Ruth ging an ihr vorbei und roch die Schnapsfahne. Sie war also tatsächlich mindestens angeschickert. Deshalb der seltsame Aufzug, das wirre Haar und der fragende, verwirrte Blick.
Ruth lief die Treppe hoch und wartete, bis Gisela ebenfalls oben war. »Wo ist dein zweiter Pantoffel?«
»Den kann ich nicht finden.«
»Wir suchen ihn gemeinsam.« Ruth betrat die Wohnung und verzog das Gesicht. Es roch nach kaltem Rauch, Alkohol und einem Hauch Parfüm; eine äußerst unangenehme Mischung.
Sie ging voran ins Wohnzimmer und sah eine halb leere Flasche Schlehenlikör auf dem Tisch, daneben der randvolle Aschenbecher. Sie ging zum Fenster und öffnete es.
»Hier stinkt’s fürchterlich«, sagte Gisela hinter ihr. »Verstehe ich nicht.«
»Ich schon.« Ruth ging zu ihr und legte den Arm um sie. »Ich koche uns einen Kaffee, ja?« Sie schnüffelte an ihrem Haar. »Aber vorher suchen wir deinen Pantoffel, und dann helfe ich dir beim Waschen und Anziehen.«
Sie hätte viele Fragen stellen können: Warum trinkst du um diese Zeit? Warum lässt du dich so gehen? Warum sagst du nicht, wenn es dir nicht gut geht? Ist es wegen Marianne? Oder wegen Kurt? Wegen des Salons? Oder allem zusammen?
Doch sie kannte die Antworten auf alle Fragen.
Gisela lehnte sich an sie und schniefte. »Du bist da, Ruthchen.«
Ja, und ich wäre immer da, wenn du mich nur ließest.

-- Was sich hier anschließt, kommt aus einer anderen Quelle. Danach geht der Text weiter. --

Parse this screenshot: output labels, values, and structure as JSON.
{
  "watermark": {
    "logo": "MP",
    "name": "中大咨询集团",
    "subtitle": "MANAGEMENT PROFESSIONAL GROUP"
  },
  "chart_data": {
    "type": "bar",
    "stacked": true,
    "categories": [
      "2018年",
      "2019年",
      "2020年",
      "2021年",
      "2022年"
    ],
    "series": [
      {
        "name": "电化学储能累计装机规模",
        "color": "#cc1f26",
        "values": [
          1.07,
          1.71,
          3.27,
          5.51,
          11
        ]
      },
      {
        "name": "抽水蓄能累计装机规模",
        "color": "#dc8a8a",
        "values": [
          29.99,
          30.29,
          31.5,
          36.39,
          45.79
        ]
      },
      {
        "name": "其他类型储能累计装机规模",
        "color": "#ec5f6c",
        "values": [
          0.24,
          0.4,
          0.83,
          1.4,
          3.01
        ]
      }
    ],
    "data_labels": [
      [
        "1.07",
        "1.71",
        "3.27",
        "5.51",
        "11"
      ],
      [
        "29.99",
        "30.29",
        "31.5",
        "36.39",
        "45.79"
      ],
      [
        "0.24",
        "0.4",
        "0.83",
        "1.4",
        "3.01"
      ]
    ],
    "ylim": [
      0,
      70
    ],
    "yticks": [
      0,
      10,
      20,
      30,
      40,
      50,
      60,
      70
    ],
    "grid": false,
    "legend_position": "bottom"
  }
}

»Kurt geht weg«, sagte sie plötzlich und schniefte wieder. »Wo ist denn jetzt mein Pantoffel?«
Ruth entdeckte ihn unter der Couch, und sie schlüpfte mit einem kindlichen Kichern hinein. »Der alte Schlingel.«
»Komm, wir gehen ins Bad, und du wäschst dich, ja?«
»Wieso? Bin ich schmutzig?« Wieder kicherte sie.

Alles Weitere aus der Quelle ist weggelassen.